C'est ça la lutte. C'est pas de se poser la question de savoir si c'est mieux de faire comme ci, comme ça, avec untel ou sans untel. Ça c'est vain. La plupart des luttes victorieuses s'obtiennent en coordonnant tous les différents modes d'action possibles, avec de la propagande, des actions, des démonstrations de force, de la diplomatie. Chacun balance sa flèche comme il peut en visant la même cible en espérant la foutre au sol.

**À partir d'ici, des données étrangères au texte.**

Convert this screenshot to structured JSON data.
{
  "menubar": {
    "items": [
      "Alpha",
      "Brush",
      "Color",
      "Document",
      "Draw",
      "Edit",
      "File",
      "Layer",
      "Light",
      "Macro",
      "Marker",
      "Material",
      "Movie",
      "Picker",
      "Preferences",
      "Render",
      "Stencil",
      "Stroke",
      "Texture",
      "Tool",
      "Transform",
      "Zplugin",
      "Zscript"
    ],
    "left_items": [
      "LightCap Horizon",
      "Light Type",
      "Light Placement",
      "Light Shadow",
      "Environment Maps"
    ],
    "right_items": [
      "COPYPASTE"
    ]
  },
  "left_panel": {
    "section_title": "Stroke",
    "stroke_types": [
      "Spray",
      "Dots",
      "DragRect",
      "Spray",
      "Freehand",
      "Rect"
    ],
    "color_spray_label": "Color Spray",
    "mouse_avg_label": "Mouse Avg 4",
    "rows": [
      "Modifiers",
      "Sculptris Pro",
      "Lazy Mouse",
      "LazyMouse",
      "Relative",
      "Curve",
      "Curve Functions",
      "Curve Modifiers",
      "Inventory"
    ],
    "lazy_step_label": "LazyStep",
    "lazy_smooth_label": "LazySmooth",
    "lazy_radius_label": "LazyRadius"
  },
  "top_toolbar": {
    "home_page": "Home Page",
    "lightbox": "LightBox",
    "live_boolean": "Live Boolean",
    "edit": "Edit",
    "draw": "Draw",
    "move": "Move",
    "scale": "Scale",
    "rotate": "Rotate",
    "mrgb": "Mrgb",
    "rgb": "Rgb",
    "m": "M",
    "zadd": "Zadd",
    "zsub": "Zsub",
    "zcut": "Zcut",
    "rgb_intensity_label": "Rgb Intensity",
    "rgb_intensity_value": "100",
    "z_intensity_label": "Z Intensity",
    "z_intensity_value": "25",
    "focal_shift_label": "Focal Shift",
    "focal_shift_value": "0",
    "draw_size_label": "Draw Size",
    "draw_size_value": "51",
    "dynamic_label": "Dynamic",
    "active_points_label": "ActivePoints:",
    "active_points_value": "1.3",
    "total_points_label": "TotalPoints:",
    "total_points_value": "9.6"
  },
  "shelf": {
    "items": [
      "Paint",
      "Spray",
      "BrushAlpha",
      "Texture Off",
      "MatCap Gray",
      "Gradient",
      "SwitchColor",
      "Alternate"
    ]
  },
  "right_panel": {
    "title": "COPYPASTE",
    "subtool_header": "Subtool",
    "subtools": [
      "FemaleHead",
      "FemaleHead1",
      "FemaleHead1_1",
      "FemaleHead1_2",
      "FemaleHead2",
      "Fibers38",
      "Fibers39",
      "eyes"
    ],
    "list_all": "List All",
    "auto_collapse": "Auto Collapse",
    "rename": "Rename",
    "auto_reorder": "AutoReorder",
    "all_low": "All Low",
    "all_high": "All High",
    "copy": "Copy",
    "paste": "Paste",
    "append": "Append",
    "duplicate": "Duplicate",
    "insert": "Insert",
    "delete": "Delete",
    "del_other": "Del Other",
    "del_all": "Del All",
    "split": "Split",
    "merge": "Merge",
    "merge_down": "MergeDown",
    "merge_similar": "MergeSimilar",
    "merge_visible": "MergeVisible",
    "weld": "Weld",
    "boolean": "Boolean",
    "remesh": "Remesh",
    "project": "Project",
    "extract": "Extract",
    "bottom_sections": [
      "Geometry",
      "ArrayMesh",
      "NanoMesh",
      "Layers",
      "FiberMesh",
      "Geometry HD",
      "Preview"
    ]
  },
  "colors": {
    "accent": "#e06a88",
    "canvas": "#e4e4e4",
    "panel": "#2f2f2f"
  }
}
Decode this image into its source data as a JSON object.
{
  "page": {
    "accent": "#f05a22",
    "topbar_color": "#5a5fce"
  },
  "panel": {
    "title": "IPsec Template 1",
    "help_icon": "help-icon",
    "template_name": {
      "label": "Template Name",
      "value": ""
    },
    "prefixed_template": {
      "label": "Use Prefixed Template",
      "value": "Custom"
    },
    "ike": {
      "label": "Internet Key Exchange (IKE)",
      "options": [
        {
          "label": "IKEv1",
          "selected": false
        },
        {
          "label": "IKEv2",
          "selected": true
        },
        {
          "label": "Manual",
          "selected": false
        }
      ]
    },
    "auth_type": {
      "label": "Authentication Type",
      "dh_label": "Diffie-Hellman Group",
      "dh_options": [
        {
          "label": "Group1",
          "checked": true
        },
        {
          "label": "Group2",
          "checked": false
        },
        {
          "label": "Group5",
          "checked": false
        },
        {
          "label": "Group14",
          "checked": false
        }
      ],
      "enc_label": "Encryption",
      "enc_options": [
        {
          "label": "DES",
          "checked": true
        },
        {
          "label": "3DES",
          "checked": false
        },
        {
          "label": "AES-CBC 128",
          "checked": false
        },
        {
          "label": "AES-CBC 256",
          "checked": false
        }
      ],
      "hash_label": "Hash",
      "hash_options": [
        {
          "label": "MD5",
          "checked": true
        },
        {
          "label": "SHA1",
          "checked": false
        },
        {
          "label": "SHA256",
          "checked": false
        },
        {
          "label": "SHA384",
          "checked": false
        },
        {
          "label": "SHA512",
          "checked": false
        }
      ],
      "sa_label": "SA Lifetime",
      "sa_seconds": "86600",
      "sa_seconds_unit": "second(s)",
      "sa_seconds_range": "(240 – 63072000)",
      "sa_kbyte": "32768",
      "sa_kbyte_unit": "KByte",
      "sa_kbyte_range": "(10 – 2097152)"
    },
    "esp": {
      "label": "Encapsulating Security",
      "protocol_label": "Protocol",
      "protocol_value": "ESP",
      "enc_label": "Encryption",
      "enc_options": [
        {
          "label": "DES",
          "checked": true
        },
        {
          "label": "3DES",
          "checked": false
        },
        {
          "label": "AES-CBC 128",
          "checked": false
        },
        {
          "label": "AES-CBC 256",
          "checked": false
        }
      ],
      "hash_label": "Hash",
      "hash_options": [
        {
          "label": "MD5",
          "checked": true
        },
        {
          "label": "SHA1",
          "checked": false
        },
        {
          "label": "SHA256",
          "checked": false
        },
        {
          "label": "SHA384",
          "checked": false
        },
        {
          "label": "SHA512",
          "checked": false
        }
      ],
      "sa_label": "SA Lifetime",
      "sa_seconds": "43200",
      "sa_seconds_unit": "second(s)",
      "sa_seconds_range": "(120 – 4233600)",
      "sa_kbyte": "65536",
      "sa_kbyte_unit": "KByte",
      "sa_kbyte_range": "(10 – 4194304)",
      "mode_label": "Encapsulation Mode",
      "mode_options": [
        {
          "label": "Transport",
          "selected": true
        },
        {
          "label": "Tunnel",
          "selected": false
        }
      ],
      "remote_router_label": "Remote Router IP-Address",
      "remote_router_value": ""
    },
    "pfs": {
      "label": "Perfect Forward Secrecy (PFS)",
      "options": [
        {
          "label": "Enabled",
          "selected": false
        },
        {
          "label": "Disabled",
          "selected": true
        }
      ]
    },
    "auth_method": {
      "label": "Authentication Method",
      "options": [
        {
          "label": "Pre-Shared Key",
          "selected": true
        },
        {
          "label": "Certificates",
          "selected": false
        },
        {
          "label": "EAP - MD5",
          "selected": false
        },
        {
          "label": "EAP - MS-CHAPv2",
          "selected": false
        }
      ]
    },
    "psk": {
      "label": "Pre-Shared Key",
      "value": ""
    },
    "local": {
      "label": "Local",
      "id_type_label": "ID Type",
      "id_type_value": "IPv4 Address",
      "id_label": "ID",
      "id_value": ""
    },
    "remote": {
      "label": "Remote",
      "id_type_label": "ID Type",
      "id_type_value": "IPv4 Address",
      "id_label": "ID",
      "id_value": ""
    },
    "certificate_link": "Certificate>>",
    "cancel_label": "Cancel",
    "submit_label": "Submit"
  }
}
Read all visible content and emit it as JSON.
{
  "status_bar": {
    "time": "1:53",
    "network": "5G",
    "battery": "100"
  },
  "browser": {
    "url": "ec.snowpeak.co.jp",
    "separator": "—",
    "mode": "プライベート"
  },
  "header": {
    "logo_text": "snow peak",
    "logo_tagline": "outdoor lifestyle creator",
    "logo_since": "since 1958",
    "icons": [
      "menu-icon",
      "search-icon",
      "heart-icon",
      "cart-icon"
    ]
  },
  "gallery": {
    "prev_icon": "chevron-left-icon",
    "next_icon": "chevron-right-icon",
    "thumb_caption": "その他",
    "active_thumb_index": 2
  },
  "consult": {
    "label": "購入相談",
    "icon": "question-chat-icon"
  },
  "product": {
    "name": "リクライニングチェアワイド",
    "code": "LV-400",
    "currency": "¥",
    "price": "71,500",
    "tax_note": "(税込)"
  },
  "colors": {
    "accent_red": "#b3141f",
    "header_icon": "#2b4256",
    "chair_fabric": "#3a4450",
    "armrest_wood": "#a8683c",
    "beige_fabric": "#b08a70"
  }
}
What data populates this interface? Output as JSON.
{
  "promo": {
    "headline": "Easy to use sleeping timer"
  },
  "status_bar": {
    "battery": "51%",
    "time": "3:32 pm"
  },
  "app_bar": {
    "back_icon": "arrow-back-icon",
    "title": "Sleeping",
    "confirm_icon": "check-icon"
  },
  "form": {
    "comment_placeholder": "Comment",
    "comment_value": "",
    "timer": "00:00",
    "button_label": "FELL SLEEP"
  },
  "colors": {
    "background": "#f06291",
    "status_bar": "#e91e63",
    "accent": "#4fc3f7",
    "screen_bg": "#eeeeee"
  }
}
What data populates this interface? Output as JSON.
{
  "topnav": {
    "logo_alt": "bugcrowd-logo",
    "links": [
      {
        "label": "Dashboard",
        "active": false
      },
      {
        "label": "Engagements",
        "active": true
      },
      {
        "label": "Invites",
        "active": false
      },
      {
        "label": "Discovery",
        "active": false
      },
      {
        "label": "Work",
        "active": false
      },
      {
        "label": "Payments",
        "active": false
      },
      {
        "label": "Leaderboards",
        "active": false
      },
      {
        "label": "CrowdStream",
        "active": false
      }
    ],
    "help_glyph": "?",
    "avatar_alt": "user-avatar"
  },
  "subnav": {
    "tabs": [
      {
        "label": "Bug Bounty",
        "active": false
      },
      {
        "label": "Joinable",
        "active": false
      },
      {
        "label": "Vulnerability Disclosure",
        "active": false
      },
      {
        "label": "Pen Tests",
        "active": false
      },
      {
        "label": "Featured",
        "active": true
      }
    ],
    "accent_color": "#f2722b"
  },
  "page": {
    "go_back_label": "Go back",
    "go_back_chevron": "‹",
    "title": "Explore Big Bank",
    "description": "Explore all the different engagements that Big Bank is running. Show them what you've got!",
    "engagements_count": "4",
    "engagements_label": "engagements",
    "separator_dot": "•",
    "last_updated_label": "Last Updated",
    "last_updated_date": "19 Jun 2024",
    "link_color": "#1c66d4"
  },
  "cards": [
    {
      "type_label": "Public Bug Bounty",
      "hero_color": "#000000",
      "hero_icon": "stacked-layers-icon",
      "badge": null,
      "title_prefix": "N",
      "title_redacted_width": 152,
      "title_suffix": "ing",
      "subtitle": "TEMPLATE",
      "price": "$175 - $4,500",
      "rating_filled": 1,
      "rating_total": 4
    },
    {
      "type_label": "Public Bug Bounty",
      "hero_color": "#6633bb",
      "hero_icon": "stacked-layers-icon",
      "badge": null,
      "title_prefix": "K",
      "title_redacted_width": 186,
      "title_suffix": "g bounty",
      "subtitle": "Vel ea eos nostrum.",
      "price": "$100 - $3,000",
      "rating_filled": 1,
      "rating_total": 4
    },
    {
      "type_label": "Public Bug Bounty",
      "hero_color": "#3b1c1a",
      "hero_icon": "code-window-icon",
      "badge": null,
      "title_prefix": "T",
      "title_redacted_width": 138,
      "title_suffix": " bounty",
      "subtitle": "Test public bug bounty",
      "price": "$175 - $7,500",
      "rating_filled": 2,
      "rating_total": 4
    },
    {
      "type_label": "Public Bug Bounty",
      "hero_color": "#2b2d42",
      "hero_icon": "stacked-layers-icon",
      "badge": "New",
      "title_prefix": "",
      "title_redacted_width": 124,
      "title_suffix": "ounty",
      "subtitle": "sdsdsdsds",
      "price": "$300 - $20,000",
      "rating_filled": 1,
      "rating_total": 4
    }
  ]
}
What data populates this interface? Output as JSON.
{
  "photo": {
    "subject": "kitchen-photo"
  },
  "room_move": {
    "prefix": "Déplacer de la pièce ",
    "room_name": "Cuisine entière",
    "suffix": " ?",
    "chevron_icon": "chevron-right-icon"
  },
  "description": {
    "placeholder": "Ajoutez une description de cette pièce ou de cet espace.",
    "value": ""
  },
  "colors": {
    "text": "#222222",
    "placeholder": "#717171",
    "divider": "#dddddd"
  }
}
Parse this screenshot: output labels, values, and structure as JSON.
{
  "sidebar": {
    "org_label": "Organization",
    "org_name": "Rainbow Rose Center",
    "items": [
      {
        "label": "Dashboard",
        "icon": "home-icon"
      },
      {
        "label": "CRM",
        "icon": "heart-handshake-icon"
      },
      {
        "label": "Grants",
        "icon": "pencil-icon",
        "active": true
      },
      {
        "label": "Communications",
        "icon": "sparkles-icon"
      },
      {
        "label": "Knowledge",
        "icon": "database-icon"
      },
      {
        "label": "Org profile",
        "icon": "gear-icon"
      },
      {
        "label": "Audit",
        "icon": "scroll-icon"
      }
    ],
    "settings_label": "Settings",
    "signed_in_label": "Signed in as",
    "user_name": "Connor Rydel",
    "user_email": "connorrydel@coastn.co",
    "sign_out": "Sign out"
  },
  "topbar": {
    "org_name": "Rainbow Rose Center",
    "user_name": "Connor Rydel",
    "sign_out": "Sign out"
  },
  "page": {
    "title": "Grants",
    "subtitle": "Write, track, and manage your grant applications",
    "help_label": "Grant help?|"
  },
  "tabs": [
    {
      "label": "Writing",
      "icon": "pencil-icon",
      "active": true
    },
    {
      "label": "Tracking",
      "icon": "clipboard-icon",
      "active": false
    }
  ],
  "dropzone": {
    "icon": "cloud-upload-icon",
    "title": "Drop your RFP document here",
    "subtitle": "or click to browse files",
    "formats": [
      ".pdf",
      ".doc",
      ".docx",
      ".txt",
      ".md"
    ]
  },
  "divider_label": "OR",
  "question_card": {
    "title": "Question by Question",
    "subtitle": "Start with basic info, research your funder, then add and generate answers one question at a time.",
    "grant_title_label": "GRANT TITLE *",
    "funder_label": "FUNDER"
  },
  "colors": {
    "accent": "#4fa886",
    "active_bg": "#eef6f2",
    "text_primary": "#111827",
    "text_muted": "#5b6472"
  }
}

Et là on a, dans l'immédiat, une possibilité avec les législatives. On peut se retrouver avec une large partie de l'assemblée formée par des député.e.s FI. Non, ça ne va pas changer radicalement le pays comme ça, moi je n'y crois pas une seule seconde. Mais on sera bien content.e.s d'avoir une assemblée qui bloque la macronnie pendant qu'on s'organise sur le terrain. On sera bien content.e.s lorsque les débats des macronnistes seront systématiquement entravés avec des idées de gauchistes au lieu de tout valider comme des robots. On sera bien content.e.s quand une dissolution d'asso militante sera bloquée par l'assemblée et qu'elle pourra continuer le taf. C'est un putain d'outil qui se présente à nous. Alors on y va, on vote, on soutient, et on avance. La gauche est une boite à outils en fait. C'est sûr que la FI ce n'est pas une masse ou un pied-de-biche, plutôt un tournevis. Et franchement, ça peut faciliter le travail un petit coup de tournevis bien placé pour desserrer deux-trois vis avant d'attaquer au pied-de-biche. Par contre si chacun prend un outil pour faire son truc dans son coin en dénigrant le taf des autres outils, sans chercher à prendre en compte leurs limites et en refusant toute coordination, ça donne la piteuse gauche actuelle. Va construire une cabane avec juste un pied-de-biche ou juste un tournevis, ça va ressembler à rien. Par contre en utilisant tous les outils de la boite, on peut se construire un putain de palace, les gens.